When we think of King Lear, we think of the famous William Shakespeare play, which was written in the very early 1600s.
But the story of the legendary king of Britain predates Shakespeare by centuries. The first written account we know of comes from The History of the Kings of Britain (circa 1136 A.D.) by British cleric Geoffrey of Monmouth.

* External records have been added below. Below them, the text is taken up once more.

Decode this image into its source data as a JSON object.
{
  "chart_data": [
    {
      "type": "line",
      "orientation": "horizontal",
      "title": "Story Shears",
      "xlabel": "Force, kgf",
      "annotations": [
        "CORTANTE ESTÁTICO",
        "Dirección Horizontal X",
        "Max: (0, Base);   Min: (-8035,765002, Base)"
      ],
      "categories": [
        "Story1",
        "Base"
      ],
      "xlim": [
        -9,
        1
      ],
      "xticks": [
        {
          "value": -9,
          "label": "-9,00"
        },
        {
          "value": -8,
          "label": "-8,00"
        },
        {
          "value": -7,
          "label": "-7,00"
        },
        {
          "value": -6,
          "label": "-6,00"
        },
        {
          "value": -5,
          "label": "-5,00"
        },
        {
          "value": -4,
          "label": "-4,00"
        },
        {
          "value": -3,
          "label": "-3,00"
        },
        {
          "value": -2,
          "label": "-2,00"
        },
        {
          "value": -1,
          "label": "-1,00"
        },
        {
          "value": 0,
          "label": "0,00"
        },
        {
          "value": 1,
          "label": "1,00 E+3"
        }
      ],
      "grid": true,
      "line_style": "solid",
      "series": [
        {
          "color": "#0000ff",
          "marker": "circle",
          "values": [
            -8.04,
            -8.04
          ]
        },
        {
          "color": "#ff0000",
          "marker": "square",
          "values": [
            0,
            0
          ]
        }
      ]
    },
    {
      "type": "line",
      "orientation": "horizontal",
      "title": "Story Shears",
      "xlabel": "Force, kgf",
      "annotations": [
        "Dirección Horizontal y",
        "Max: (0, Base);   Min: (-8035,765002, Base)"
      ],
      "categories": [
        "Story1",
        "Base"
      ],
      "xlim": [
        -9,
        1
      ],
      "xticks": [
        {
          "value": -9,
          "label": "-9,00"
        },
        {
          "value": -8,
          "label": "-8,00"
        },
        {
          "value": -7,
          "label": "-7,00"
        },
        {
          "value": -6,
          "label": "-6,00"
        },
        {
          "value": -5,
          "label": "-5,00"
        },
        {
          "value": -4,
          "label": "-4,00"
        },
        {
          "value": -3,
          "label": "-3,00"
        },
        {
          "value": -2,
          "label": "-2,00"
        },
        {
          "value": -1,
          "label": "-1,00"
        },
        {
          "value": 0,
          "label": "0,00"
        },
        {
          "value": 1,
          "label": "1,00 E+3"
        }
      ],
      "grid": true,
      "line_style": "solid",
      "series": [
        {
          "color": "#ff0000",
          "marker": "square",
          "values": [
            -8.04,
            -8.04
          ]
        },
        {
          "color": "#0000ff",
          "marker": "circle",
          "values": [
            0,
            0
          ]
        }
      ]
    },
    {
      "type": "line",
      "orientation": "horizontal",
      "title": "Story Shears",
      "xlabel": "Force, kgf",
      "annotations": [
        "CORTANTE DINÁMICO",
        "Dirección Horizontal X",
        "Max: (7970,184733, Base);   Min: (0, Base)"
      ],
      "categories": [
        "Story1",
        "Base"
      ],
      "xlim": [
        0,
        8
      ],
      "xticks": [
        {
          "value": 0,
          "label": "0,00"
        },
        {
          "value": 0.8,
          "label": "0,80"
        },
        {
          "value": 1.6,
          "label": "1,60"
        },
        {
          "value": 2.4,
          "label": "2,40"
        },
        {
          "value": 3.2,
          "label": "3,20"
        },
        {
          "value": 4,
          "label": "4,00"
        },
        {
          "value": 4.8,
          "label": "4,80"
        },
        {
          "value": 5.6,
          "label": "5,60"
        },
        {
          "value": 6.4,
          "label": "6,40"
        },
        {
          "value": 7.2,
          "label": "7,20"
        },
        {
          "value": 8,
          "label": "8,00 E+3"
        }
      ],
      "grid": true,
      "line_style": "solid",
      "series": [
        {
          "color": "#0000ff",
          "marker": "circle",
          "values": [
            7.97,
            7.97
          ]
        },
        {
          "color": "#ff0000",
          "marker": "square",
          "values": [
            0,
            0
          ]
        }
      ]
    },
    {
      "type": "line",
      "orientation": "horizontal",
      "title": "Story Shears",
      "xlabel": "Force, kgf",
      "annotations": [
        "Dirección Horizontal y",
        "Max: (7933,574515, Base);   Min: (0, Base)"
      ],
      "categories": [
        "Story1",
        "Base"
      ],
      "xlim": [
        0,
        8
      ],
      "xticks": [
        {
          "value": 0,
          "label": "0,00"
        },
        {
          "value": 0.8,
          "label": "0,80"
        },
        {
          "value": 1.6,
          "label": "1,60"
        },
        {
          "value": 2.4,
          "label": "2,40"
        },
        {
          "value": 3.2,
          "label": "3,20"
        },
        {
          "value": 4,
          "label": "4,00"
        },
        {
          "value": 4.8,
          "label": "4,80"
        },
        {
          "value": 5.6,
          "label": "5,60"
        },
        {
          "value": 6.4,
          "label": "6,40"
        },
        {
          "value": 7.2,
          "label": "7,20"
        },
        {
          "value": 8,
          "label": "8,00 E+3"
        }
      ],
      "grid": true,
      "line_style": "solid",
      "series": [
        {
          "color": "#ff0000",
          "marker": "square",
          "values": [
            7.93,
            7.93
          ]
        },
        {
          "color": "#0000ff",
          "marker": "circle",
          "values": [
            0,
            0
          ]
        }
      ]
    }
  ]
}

In Will’s version, the king is named Lear and the three daughters are named Goneril, Regan, and Cordelia. But in Geoff’s version, the king is Leir and the daughters are Gonorilla, Regau and Cordeilla. And in the dozens of versions of the story published in between, the names are rendered all sorts of ways:
- Lear: Leare, Leier, Leir, Leire, Leïr, Leyr, Leyre, Leyrius, Leyrus, Leÿr, Lhyr, Lier, Leirius, Llur, Llyr, Lur, Lyer, Lyr
- Goneril: Agornille, Condril, Conorel, Corneill, Garonilla, Genoril, Genorilla, Geronilla, Gonerell, Gonerill, Gonerilla, Gonoreille, Gonorell, Gonorelle, Gonorild, Gonorilde, Gonoril, Gonorill, Gonorilla, Gonorille, Gonoryll, Gonorylla Gonorylle, Gordonilla, Gorgonilla, Gornoille, Gornoylle, Gornorilla, Gornorille, Gornylle, Goriorilla, Goronilla
- Regan: Ragaie, Ragan, Ragana, Ragau, Ragaw, Regau, Regault, Regina, Regnault, Rigan, Rogan, Rugau, Rygan
- Cordelia: Chordaila, Chordalia, Chordeila, Chordeylla, Cordaila, Cordeila, Cordeilla, Cordeil, Cordeile, Cordeill, Cordeilla, Cordeille, Cordela, Cordell, Cordella, Cordelle, Cordeyl, Cordeyll, Cordeylla, Cordeylle, Cordiel, Cordil, Cordila, Cordile, Cordilla, Cordille, Cordoil, Cordoilla, Cordoille, Cordoylla, Cordyla, Cordylle, Coredil, Gordaila, Gordalia, Gordeil, Gordeila, Gordeilla, Gordeille, Gordeylla, Gordille, Gordoille, Gordoylle, Gordylle
Interesting how Shakespeare’s “Goneril” and “Cordelia” are easy to differentiate, but certain earlier versions of the two names were quite similar. Modern academics associate them with the Latin words gonos, meaning “genitals,” and cordis, meaning “heart.”
- Charlton, H. B. Shakespearian Tragedy. Cambridge: Cambridge University Press, 1948.
- Perrett, Wilfrid. The Story of King Lear from Geoffrey of Monmouth to Shakespeare. Berlin: Mayer & Müller, 1904.